Make the Data Availability Header just available

nashqueue · October 8, 2024, 1:26pm

Motivation:

In a previous post, we discussed that we cannot reduce the size of the data availability header (DAH) without increasing the fraud proof size. The conclusion was that the data availability header has to be available, but the light node does not necessarily have to download the DAH.

We will look into addressing two bottlenecks that light nodes experience:

Bandwidth usage of syncing headers
Storage of the header

DAHs can be big. If the square size of the original data square is continuously 128 * 128 shares, then the resulting DAH will be 90 * 256 * 2 = 46080 bytes large. In 4 weeks with a 12 second blockime, this would result in 46080×5×60×24×7×4 = 9.3 GB of headers being downloaded and stored for a light node. This doesn’t count the Tendermintheader itself, which can be significant in size.

Make it available

Instead of downloading the DAH, we will just make it available. We do it in the following construction:

Today, we create a Merkle tree over the DAH, resulting in the DataRoot.

In the new construction, we will first erasure code the DAH in one dimension. We will build the binary Merkle tree on the new points generated.

The new construction will look like the diagram above. You could build a tree over the [Rows|Cols|ECs] as is, but that would require more samples. For once, the light nodes would not sample the parity data naturally as the parity data does not commit to anything. Additionally, the sampling protocol only goes over the row roots, which means that only ¼ of the DAH would be sampleable and not the whole range, making it very easy for an attacker to make ½+1 unavailable.

For that reason we merge the different parts of the DAH togther so that every sample contains parts of the whole DAH. In this construction one leaf of the binary merkle tree has one row root, one column root and 2 parity roots.

When we randomly sample a share in the square we will sample it over a row root, which means that we are sampling the DAH and the square at the same time. The current 16-sample default will give us a 1 - 16^(0.5) = 0.99998 probability of the DAH being available.

How does it change the security model?

First, if the erasure coding of the DAH is wrong, we can provide a fraud-proof that it is the wrong encoding by providing half of the nodes from the DAH. This fraud-proof trumps all other fraud proofs, so if there is malicious behavior in other places, this is the only one that has to be provided.

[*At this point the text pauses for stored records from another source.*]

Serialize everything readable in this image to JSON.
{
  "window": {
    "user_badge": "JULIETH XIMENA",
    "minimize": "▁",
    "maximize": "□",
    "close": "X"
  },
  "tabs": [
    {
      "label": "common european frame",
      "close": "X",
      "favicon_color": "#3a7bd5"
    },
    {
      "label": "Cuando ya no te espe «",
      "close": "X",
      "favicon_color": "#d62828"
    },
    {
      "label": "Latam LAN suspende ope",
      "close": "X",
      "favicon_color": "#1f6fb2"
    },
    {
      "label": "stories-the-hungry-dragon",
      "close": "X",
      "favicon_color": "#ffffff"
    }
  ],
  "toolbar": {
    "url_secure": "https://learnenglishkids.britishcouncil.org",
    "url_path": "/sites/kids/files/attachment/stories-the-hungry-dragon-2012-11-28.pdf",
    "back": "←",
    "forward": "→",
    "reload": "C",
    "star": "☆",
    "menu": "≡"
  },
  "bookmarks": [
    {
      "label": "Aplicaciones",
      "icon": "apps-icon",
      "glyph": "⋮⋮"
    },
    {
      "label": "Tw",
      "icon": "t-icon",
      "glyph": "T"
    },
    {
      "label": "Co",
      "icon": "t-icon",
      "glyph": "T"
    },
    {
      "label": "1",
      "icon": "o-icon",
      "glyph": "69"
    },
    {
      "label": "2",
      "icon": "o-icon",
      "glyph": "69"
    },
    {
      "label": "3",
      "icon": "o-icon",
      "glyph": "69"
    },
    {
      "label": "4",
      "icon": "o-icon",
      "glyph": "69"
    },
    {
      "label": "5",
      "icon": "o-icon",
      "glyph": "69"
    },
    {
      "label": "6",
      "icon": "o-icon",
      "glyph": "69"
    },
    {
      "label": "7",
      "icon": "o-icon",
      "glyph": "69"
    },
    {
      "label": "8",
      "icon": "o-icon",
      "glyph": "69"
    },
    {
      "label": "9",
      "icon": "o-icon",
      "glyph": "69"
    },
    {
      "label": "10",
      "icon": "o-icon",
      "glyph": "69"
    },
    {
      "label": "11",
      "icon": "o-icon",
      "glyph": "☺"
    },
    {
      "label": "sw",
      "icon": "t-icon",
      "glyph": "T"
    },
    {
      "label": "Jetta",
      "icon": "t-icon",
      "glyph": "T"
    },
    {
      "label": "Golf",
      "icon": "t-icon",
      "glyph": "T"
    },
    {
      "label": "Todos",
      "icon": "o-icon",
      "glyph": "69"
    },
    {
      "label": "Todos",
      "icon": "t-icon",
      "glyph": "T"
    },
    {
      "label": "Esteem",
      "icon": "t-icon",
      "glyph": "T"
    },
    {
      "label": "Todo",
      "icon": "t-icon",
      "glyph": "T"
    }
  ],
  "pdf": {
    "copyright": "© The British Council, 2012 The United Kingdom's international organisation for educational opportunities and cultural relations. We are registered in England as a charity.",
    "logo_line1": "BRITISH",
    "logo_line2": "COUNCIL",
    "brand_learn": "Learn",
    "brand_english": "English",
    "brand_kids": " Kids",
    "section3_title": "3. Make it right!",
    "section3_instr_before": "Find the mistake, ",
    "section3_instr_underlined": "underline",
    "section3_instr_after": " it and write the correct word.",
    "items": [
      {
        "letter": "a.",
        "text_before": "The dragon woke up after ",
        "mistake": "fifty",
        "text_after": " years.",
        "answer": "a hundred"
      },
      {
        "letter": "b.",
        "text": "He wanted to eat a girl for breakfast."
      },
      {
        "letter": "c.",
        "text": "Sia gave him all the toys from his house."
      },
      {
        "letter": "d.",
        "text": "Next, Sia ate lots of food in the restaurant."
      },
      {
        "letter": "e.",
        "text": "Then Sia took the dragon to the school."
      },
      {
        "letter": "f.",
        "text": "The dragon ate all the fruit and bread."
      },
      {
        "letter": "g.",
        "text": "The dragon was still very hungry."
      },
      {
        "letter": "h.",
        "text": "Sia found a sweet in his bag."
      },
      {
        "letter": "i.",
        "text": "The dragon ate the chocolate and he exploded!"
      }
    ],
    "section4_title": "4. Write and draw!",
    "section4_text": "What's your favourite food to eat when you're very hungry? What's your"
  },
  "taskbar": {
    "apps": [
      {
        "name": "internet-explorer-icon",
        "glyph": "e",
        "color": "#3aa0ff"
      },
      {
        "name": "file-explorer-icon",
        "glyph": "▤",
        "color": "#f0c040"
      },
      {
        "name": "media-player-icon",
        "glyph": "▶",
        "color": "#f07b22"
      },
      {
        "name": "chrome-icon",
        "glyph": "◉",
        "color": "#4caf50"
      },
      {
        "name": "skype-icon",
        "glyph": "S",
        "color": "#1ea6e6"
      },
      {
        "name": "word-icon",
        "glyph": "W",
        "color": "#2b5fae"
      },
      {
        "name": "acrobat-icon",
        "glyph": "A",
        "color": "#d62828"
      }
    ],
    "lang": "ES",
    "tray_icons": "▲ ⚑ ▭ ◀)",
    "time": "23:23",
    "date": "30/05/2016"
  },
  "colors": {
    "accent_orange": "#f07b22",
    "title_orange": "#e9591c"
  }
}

If a data-withholding attack occurs, the full nodes have to reconstruct the square. If they need to construct a BEFP (Bad Encoding Fraud Proof), they might also have to reconstruct the DAH. Therefore, there should be a protocol similar to that for block construction for the DAH. Most likely, they do not have to fetch these explicitly but can reconstruct the DAH while fetching samples for the square.

Now let’s assume that we have the case that was described in this post , which is, in short, a scenario where 2 rows and columns are not sampleable. For simplicity, let’s take the above diagram and say that COL2/COL3 and ROW2/ROW3 cannot be sampled. Now, there was some bad erasure coding beneath ROW3. As ROW3 cannot be sampled, we cannot guarantee a fraud proof size of sqrt(n) of the square as we would need a bigger preimage to compare against.

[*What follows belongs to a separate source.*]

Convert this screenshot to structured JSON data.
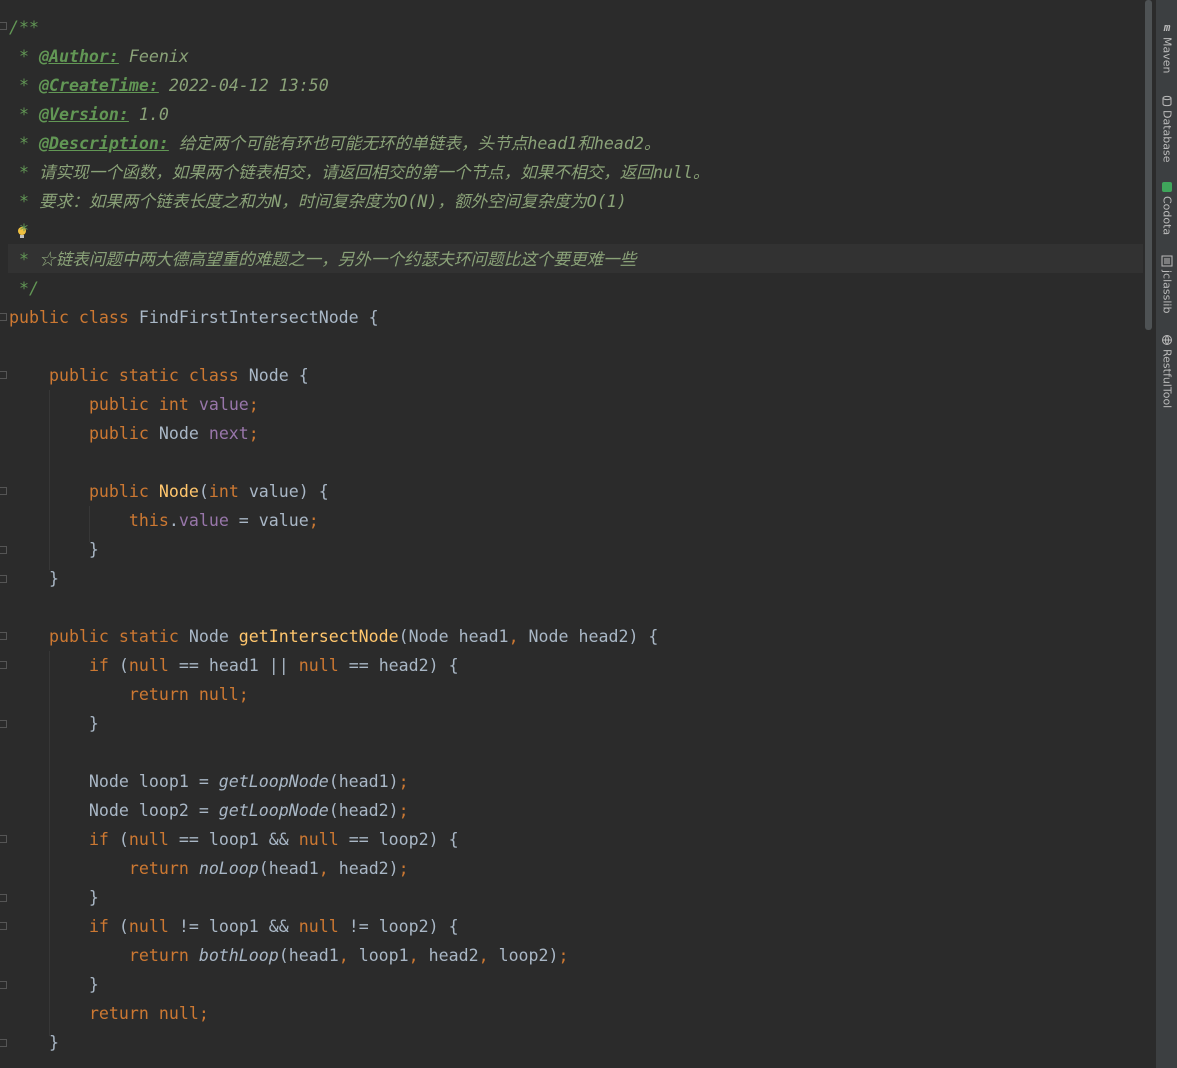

Now, we can use the sampled DAH to reconstruct it so that the worst-case fraud-proof size turns into DAH + 1 row. Previously, the majority of light nodes would be fooled if a constant number of rows or columns were hidden. With the DAH being erasure coded, the majority will not be fooled, and we can guarantee the fraud-proof size upper bound.

Square size is now an unknown

Some logic in the light node is dependent on the square size.

Without the DAH, how could we derive the square’s size as a light node? We can get the square’s size with the first sample. The first sample gives us a proof to a node in the DAH and a share in the square. We can derive the size from both. We can assume this is correct and reject anything that does not follow that size.

Next, we must figure out how to sample without having the size. In the next version of data availability sampling, the request will happen against an index. This means that a square size will be required.

A light node should sample randomly against the maximum square size. To maintain the randomness property, a full node can provide samples modulo the requested index. One might observe a collision in the samples, where two samples in the big square hit the same sample in the smaller one. It is a requirement that the samples are non-repeating. After the first sample is received, the light node knows the square size, which means it can adjust the sampling index when collisions happen.

If the light node does not sample before a query occurs, any proof to the DataRoot will reveal the size of the square, and it can be initialized that way as well.

Another option would be to commit the square size inside the tendermint header. That would reduce the complexity of the methods mentioned above and would be a less breaking change to the celestia-node software and instead a consensus-breaking change celestia-app.

Requirments Equilibrium

In this table, we show how much light nodes have to download in bytes given both constructions. This includes the samples themselves, the DAH, and the inclusion proofs to the samples but excludes the tendermint header:

The table shows that after an average EDS of 32*32, switching to the new construction for light nodes would be beneficial.

Shoutout

Thank you, @walldiss, for the discussions that led to this construction and @adlerjohn, for the review. Further reading is Coded Merkle Tree: Solving Data Availability Attacks in Blockchains which follows a similar idea.